Jon Crump
Email: jjcrump at uw.edu
Thanks to all at NW Python Day 2010 for being so welcoming to a newcomer. I was encouraged to give a lightning talk, Historical Records and OCR, on my project at:
The Itinerary of King John & the Rotuli Litterarum Patentium
This is a web page that stitches together the SIMILE timeline js library and the Google maps API. The Pythonic aspect of the project was that I used Python to parse OCR text output and prepare JSON input for the timeline library. The aim was to make a relatively uncommon but essential historical resource more widely available. Hardy's 1835 edition of the rolls was published in "record type", a typeface typical of such 19th century editions, which sought to preserve the look of the medieval system of scribal abbreviation within modern printed documents. Whatever virtues such a system might have, it is also an unfortunate fact that this typeface renders text completely opaque to ordinary OCR techniques. This is why the Rot.Lit.Pat. has never been digitized properly and indexed.

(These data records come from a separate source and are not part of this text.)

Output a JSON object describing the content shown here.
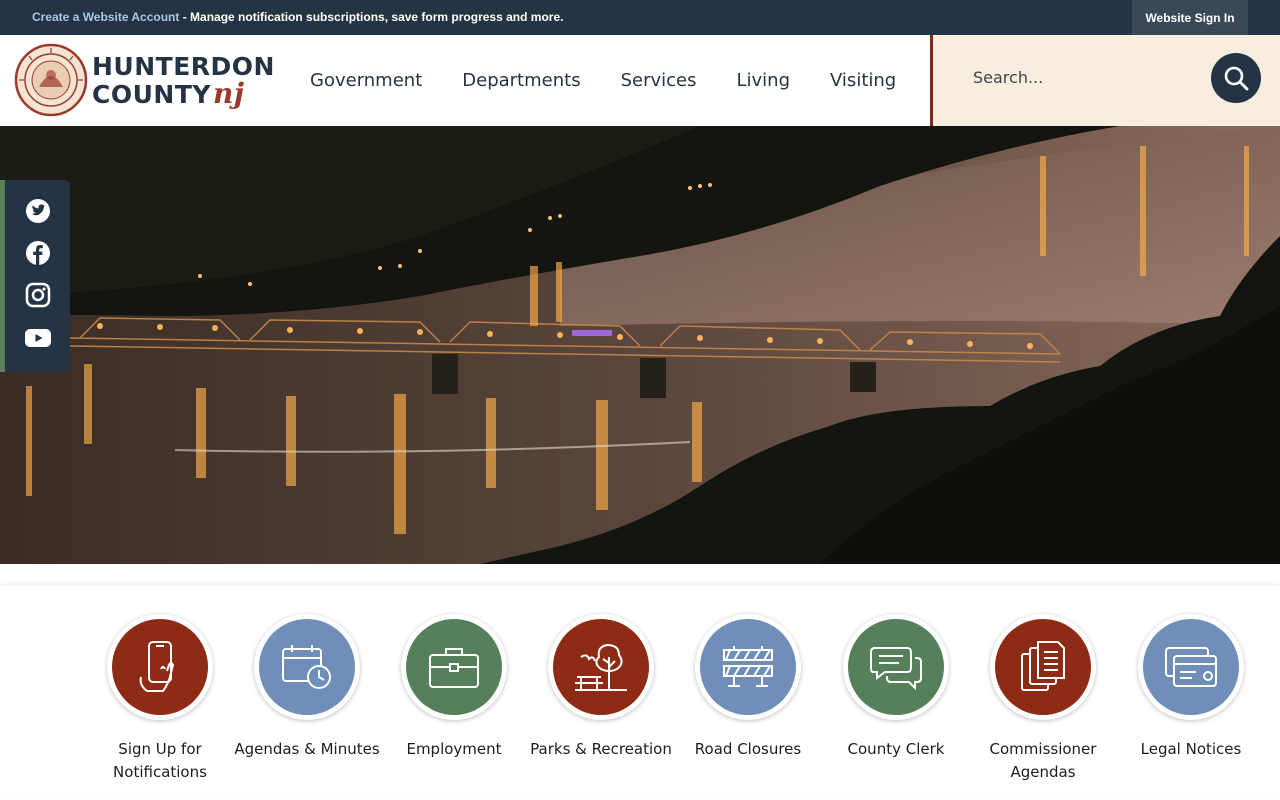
{
  "topbar": {
    "create_link": "Create a Website Account",
    "message": " - Manage notification subscriptions, save form progress and more.",
    "signin": "Website Sign In"
  },
  "logo": {
    "line1": "HUNTERDON",
    "line2": "COUNTY",
    "nj": "nj",
    "seal_top": "HUNTERDON COUNTY",
    "seal_bottom": "NEW JERSEY"
  },
  "nav": {
    "items": [
      "Government",
      "Departments",
      "Services",
      "Living",
      "Visiting"
    ]
  },
  "search": {
    "placeholder": "Search..."
  },
  "social": {
    "icons": [
      "twitter-icon",
      "facebook-icon",
      "instagram-icon",
      "youtube-icon"
    ]
  },
  "quick_links": [
    {
      "label": "Sign Up for Notifications",
      "icon": "smartphone-icon",
      "color": "#8e2b14"
    },
    {
      "label": "Agendas & Minutes",
      "icon": "calendar-clock-icon",
      "color": "#6f8fb8"
    },
    {
      "label": "Employment",
      "icon": "briefcase-icon",
      "color": "#56805b"
    },
    {
      "label": "Parks & Recreation",
      "icon": "park-icon",
      "color": "#8e2b14"
    },
    {
      "label": "Road Closures",
      "icon": "road-barrier-icon",
      "color": "#6f8fb8"
    },
    {
      "label": "County Clerk",
      "icon": "chat-bubbles-icon",
      "color": "#56805b"
    },
    {
      "label": "Commissioner Agendas",
      "icon": "documents-icon",
      "color": "#8e2b14"
    },
    {
      "label": "Legal Notices",
      "icon": "card-icon",
      "color": "#6f8fb8"
    }
  ],
  "colors": {
    "navy": "#253444",
    "rust": "#8e2b14",
    "slate_blue": "#6f8fb8",
    "sage": "#56805b",
    "cream": "#f8eedf"
  }
}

On the other hand, Hardy's edition included his invaluable itinerary of John's movements throughout his reign, based on the evidence of the patent rolls and other documents that were then available. The data of this itinerary was accessible to OCR. This data could not only be usefully visualized as a timeline, it could also serve as a useful interface to the documents, along with the existing indexes.

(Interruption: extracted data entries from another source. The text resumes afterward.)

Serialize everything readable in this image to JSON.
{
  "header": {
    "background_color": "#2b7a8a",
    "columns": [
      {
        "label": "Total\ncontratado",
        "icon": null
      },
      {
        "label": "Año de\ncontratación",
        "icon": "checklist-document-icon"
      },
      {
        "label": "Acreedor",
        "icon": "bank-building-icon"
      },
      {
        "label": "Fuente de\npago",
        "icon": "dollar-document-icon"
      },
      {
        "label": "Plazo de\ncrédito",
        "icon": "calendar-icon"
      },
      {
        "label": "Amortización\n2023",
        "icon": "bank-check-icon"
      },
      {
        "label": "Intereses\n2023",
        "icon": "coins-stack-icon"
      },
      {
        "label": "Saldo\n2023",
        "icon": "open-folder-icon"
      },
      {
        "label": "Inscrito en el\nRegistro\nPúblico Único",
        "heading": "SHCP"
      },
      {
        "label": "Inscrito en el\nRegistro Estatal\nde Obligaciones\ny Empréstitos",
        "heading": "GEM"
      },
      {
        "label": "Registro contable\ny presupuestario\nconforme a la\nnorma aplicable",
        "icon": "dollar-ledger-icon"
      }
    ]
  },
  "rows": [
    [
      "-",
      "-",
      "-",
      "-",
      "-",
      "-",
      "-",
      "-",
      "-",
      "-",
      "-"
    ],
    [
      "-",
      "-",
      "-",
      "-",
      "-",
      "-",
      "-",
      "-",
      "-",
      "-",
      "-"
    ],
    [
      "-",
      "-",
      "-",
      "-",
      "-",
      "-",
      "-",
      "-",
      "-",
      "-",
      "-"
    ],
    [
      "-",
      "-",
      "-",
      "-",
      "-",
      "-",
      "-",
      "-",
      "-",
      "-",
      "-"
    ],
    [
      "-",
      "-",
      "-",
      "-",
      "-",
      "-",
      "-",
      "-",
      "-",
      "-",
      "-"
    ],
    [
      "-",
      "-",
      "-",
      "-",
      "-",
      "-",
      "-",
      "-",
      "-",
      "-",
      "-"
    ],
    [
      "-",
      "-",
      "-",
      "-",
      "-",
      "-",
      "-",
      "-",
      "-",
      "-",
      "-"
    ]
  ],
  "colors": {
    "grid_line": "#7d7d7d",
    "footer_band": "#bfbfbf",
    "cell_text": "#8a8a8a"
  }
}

For those who are interested, the other pythonic aspect of this project is the use of rdflib.py. The aim, eventually, is to define an ontology for describing the Rot.Lit.Pat. and the subjects of its contents in such a way as to make it meaningfully public so that it can be integrated with other similar projects such as the Henry III Fine Rolls Project.
This experience of the Itinerary project led me to experiment with a number of other web based projects, most of which use Python in one way or another, including a little data visualization animation at Interferometric Qubit Measurement using the Python cgi module.